Secreted by the liver into the bloodstream, TTR tetramers work as transporters of the hormone thyroxine and also bind the holo retinal binding protein. In the bloodstream, however, TTR tetramers often come apart, and when that happens, the naturally sticky individual TTR proteins may start to re-form abnormally into toxic fibril-shaped aggregates known as amyloids. The scientists note that it is well known that the body’s normal defenses against amyloids decline with aging.
TTR amyloids can impair functions or hasten age-related degeneration. Inherited mutations of the TTR gene can cause earlier-onset TTR amyloid conditions, including familial amyloid cardiomyopathy, which can lead to heart failure.
First-generation drug candidates for preventing TTR amyloid formation have been developed, and two are already in clinical trials, the investigators report. Most of these have chemical similarities to nonsteroidal anti-inflammatory drugs (NSAIDs). As such, the researchers say that they have potentially harmful side effects—including to the heart and kidney—that would make them less than ideal for long-term use, especially in patients with compromised heart function. For this reason, the team developed a test to screen a library of compounds for those that would bind and stabilize TTR bu,t otherwise, would not have NSAID-like effects.
They found 33 TTR stabilizers with their screening system. “Many of these were novel chemical entities with no previously known biological targets,” says Isabella Graef, assistant professor of pathology at Stanford University. After selecting the most potent of the compounds, she and her team used further lab tests to confirm the compounds’ effectiveness at preventing amyloid formation by normal and mutant forms of TTR. Preliminary tests of the compounds’ toxicity also showed that they did not appear to harm normal cells.
Graef brought four of her best TTR-stabilizing compounds to Scripps Research for structural analysis. Using x-ray crystallography techniques, Connelly determined the structures of the four compounds as they bound to TTR. “Despite their diverse chemical differences, all four turned out to bind to the TTR tetramer in ways that span, and thereby, strengthen its weaker joints, stabilizing the healthy tetrameric form,” said Connelly.

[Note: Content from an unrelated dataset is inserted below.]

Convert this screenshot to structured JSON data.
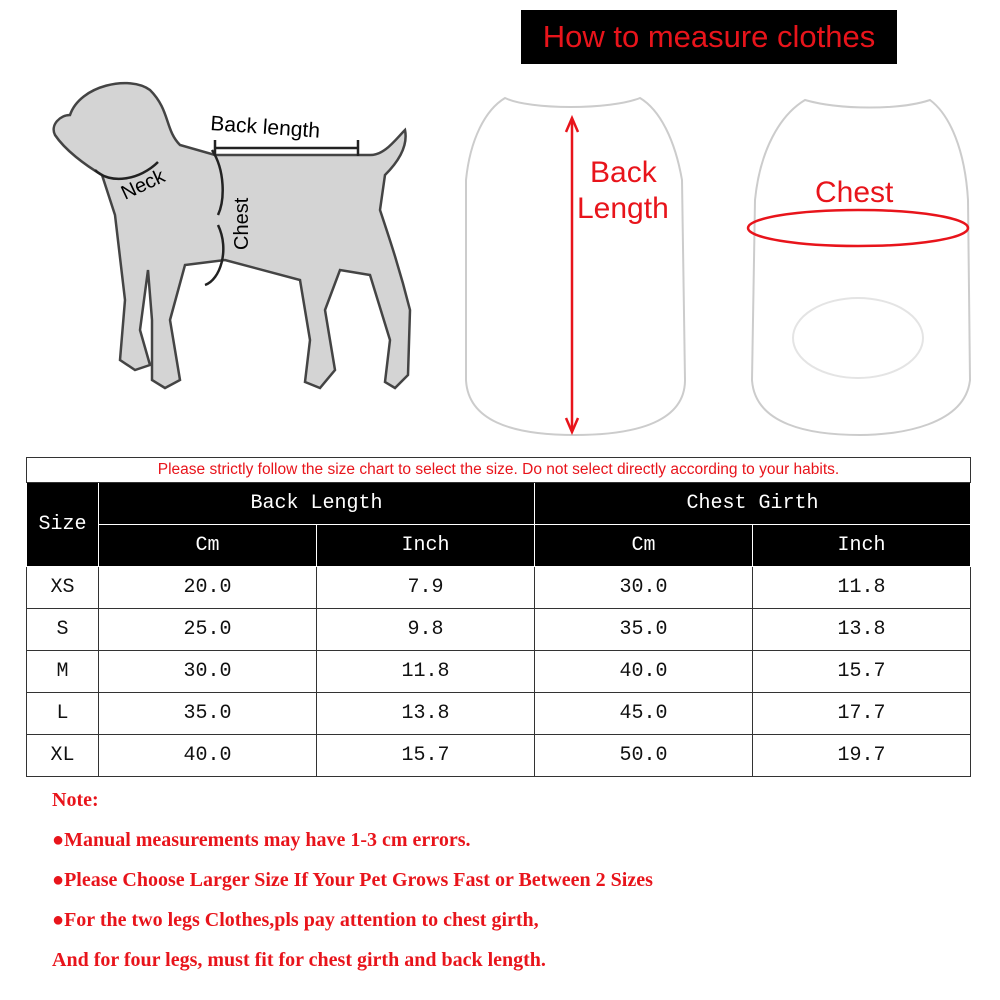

Graef and her colleagues at Stanford now are trying to gather more data on the effectiveness and safety of the more promising compounds. “Together with physicians from a cardiovascular clinic here at Stanford, we’re investigating whether these compounds can stabilize, in a solution of blood serum, the TTR proteins of patients with a common familial amyloid cardiomyopathy mutation,” she said. “If it can, then hopefully the pharmaceutical industry will want to develop it from there.”